"First rubric: D(omi)nica in ramis palmaru(m) anti(phona). Incipit: Pueri hebreoru(m) tolle(n)tes ramos olivarum obviaveru(n)t domino clama(n)tes et dicentes osanna in excelsis. Explicit: Mulieres sede(n)tes ad monumentu(m) lame(n)tabant(ur) flentes dominu(m) B(e)n(e)dictus Euouae. (16.5 x 12.5 cm). Latin manuscript in red and black ink on vellum, with 6 lines of music per page (4-line staff in red with plain-chant notes in black), the text in black in a large and clear textura hand with numerous rubrics. Opening with a red decorated uncial initial (4 cm) with black penwork decoration, and with about 150 red or black uncial initials (1.5 to 2 cm) in the text, most of the black initials and many capitals in the text rubricated, and 3 initials decorated with faces in profile. Contemporary red goatskin over wooden boards, binding restored. (60) ll.

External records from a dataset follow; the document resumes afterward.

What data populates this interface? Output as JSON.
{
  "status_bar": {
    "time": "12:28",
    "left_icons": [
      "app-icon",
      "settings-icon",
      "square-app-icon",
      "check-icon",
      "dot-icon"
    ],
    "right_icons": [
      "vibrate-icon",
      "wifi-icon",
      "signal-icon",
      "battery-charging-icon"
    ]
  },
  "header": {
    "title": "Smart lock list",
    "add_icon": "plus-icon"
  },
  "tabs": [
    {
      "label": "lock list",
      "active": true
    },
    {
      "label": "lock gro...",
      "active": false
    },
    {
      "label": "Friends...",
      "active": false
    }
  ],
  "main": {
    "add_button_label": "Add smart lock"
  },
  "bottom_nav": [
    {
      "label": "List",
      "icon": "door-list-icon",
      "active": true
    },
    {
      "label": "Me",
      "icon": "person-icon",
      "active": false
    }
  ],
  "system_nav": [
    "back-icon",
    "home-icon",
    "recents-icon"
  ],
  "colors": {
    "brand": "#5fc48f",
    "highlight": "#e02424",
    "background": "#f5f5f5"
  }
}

An attractive Bavarian or Tirolian Processional in red and black ink on vellum. The 4-line staff, in red, measures 12 mm, with the plain-chant notes in black. The leaves have been pricked every 20 mm about a half-centimetre from the foredge, and some pages still show traces of ruling in black. Where longer passages of text appear, the spaces between the pricking contain three lines of text, but elsewhere the music occupies the upper two-thirds with the text (in a large, clearly legible textura) below it in the lower third. The unical initials in the text occupy the full space of the staff plus text, while the opening uncial initial occupies the space of two lines plus their texts. Most pages contain six lines of music. Three of the uncial initials in the text are decorated with faces in profile.

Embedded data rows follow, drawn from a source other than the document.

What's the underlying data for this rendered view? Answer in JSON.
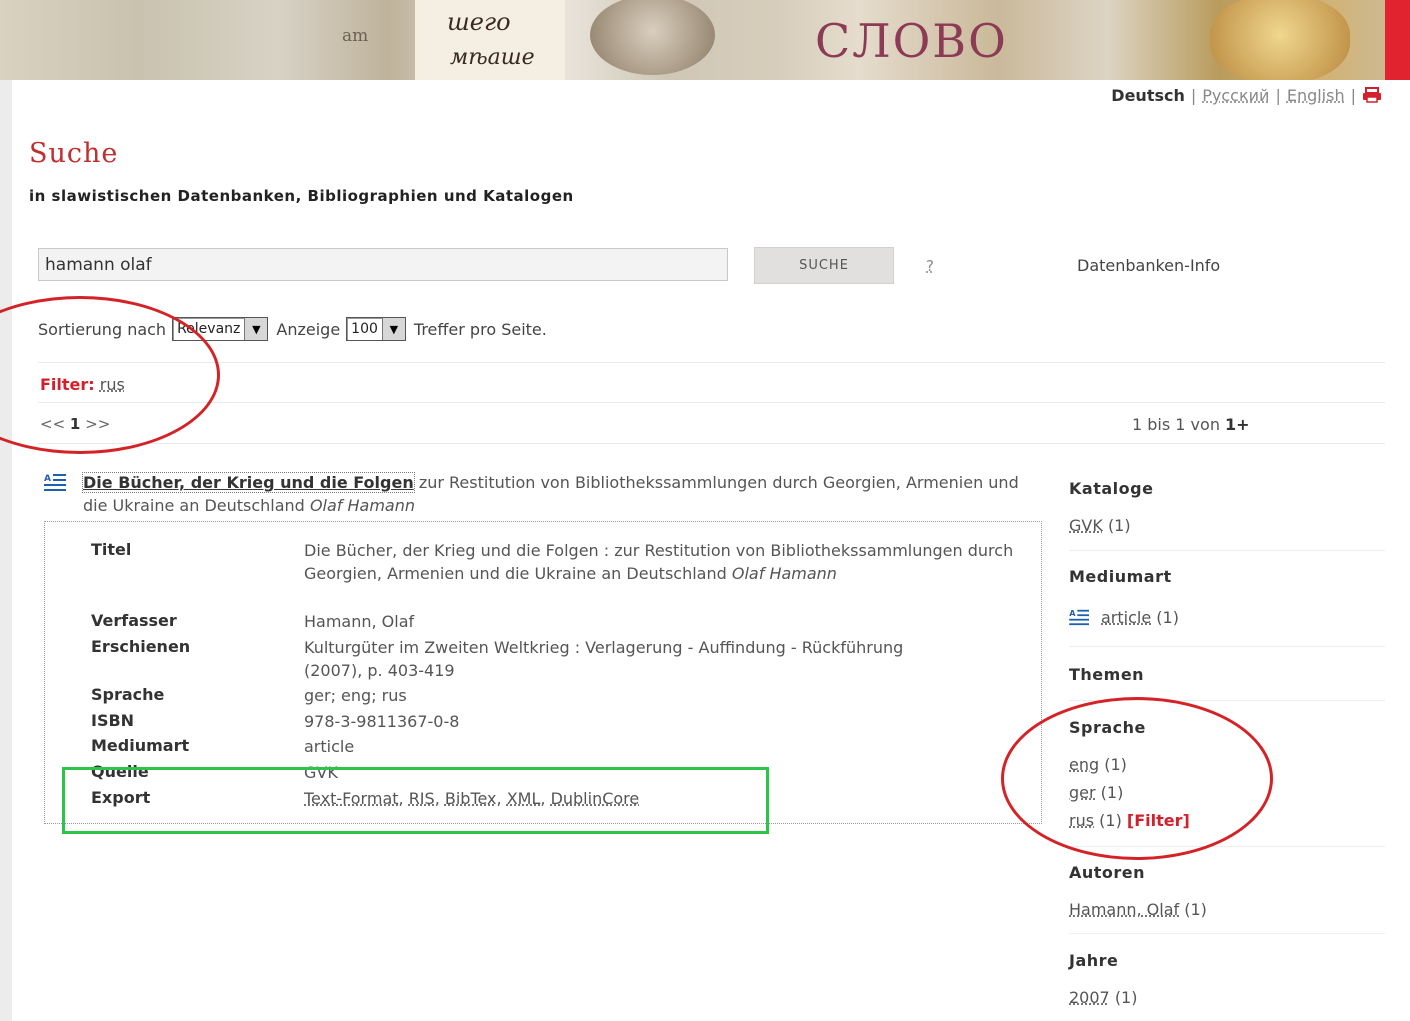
{
  "banner": {
    "colors": {
      "accent_red": "#e0232f"
    },
    "texts": [
      "шего",
      "мѣаше",
      "СЛОВО",
      "am"
    ]
  },
  "language_bar": {
    "items": [
      "Deutsch",
      "Русский",
      "English"
    ],
    "active": "Deutsch",
    "separator": "|",
    "print_icon": "printer-icon"
  },
  "page": {
    "title": "Suche",
    "subtitle": "in slawistischen Datenbanken, Bibliographien und Katalogen"
  },
  "search": {
    "value": "hamann olaf",
    "button_label": "SUCHE",
    "help_label": "?",
    "db_info_label": "Datenbanken-Info"
  },
  "sort": {
    "prefix": "Sortierung nach",
    "selected": "Relevanz",
    "display_label": "Anzeige",
    "per_page": "100",
    "suffix": "Treffer pro Seite."
  },
  "filter": {
    "label": "Filter:",
    "value": "rus"
  },
  "pager": {
    "prev": "<<",
    "current": "1",
    "next": ">>"
  },
  "results_count": {
    "text": "1 bis 1 von",
    "total": "1+"
  },
  "result": {
    "title_link": "Die Bücher, der Krieg und die Folgen",
    "title_rest": "zur Restitution von Bibliothekssammlungen durch Georgien, Armenien und die Ukraine an Deutschland",
    "author_italic": "Olaf Hamann",
    "icon": "article-icon",
    "details": {
      "titel_label": "Titel",
      "titel_value": "Die Bücher, der Krieg und die Folgen : zur Restitution von Bibliothekssammlungen durch Georgien, Armenien und die Ukraine an Deutschland",
      "titel_author": "Olaf Hamann",
      "verfasser_label": "Verfasser",
      "verfasser_value": "Hamann, Olaf",
      "erschienen_label": "Erschienen",
      "erschienen_value": "Kulturgüter im Zweiten Weltkrieg : Verlagerung - Auffindung - Rückführung (2007), p. 403-419",
      "sprache_label": "Sprache",
      "sprache_value": "ger; eng; rus",
      "isbn_label": "ISBN",
      "isbn_value": "978-3-9811367-0-8",
      "mediumart_label": "Mediumart",
      "mediumart_value": "article",
      "quelle_label": "Quelle",
      "quelle_value": "GVK",
      "export_label": "Export",
      "export_formats": [
        "Text-Format",
        "RIS",
        "BibTex",
        "XML",
        "DublinCore"
      ]
    }
  },
  "facets": {
    "kataloge": {
      "heading": "Kataloge",
      "items": [
        {
          "label": "GVK",
          "count": "(1)"
        }
      ]
    },
    "mediumart": {
      "heading": "Mediumart",
      "items": [
        {
          "label": "article",
          "count": "(1)"
        }
      ]
    },
    "themen": {
      "heading": "Themen"
    },
    "sprache": {
      "heading": "Sprache",
      "items": [
        {
          "label": "eng",
          "count": "(1)"
        },
        {
          "label": "ger",
          "count": "(1)"
        },
        {
          "label": "rus",
          "count": "(1)",
          "filter_text": "Filter"
        }
      ]
    },
    "autoren": {
      "heading": "Autoren",
      "items": [
        {
          "label": "Hamann, Olaf",
          "count": "(1)"
        }
      ]
    },
    "jahre": {
      "heading": "Jahre",
      "items": [
        {
          "label": "2007",
          "count": "(1)"
        }
      ]
    }
  },
  "annotations": {
    "ellipse_color": "#d42226",
    "box_color": "#2ec44a"
  }
}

The manuscript collates [A]-[F]10 = 60 leaves, with catchwords (partly trimmed off) at the foot of the gutter on the last page of quires C, D and E. The original text and music end on fol. F8v. The last two leaves (fols. F9-10 with F10v blank) have been filled by a less professional sixteenth-century hand (perhaps the owner's) with Thomas Aquinas's "Pange Lingua" (Sing, My Tongue), the first verse with plain-chant music, followed by two short Bible quotations (Luke 14:16-17 and Proverbs 9:5) also used in Aquinas's works (in "Sermo Dominica Secunda post Trinitatim" and "Ad Matutiuum" respectively). We have found the same opening antiphon as the present manuscript in two other liturgical manuscripts: a ca. 1178/1199 manuscript from the Biburg (Bavaria) monastery (Walter von Arx, Das Kloserrituale von Bilburg, Freiburg, 1970, 131 & 132) and a smaller sixteenth-century German manuscript (Johns Hopkins University: Gar 06), but it is best known for its appearance in the ca. 1230 Carmina Burana from the Benedictine monastery Benediktbeuern (in Bavaria, near the Tirolian border). The text of the antiphons at the end match those used later by the composer Carlo Gesualdo (1556-1613) in Naples, but we have not had the opportunity to compare the music with his.

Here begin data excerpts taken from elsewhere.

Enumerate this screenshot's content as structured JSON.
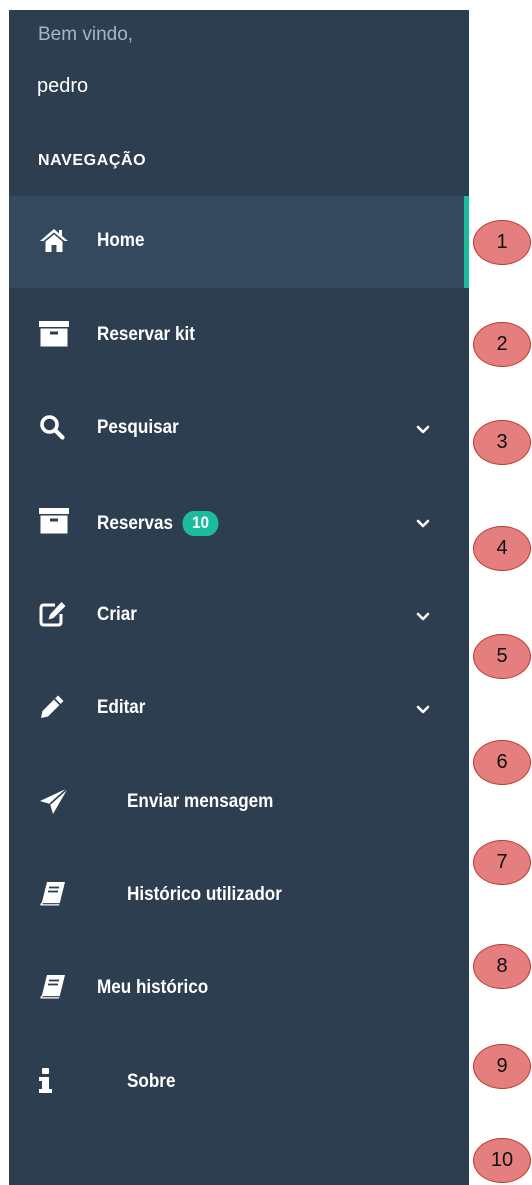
{
  "header": {
    "welcome": "Bem vindo,",
    "username": "pedro"
  },
  "nav": {
    "section_title": "NAVEGAÇÃO",
    "items": [
      {
        "label": "Home",
        "icon": "home-icon",
        "active": true
      },
      {
        "label": "Reservar kit",
        "icon": "archive-icon"
      },
      {
        "label": "Pesquisar",
        "icon": "search-icon",
        "has_submenu": true
      },
      {
        "label": "Reservas",
        "icon": "archive-icon",
        "badge": "10",
        "has_submenu": true
      },
      {
        "label": "Criar",
        "icon": "edit-square-icon",
        "has_submenu": true
      },
      {
        "label": "Editar",
        "icon": "pencil-icon",
        "has_submenu": true
      },
      {
        "label": "Enviar mensagem",
        "icon": "paper-plane-icon"
      },
      {
        "label": "Histórico utilizador",
        "icon": "book-icon"
      },
      {
        "label": "Meu histórico",
        "icon": "book-icon"
      },
      {
        "label": "Sobre",
        "icon": "info-icon"
      }
    ]
  },
  "callouts": [
    "1",
    "2",
    "3",
    "4",
    "5",
    "6",
    "7",
    "8",
    "9",
    "10"
  ],
  "colors": {
    "sidebar_bg": "#2c3e50",
    "active_bg": "#34495e",
    "accent": "#1abc9c",
    "callout_fill": "#e57e7e",
    "callout_border": "#c0392b"
  }
}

The paste-downs have been made from manuscript waste (Latin religious texts in two columns, ca. 1500?, not identified). There are numerous manuscript notes on the front fly-leaf and some in the text, ranging from contemporary to as late as 1810. The binding has a brass pin set in the centre of the front board, to hold a strap anchored in the back board.
In very good condition, with the foot and fore-edge margin of the last leaf cut away (not affecting the text) and a couple small marginal worm holes in the last two leaves. The binding has been restored at the corners, spine and the area around the brass pin, and the fastening strap has been replaced. A well-executed liturgical manuscript with plain-chant music."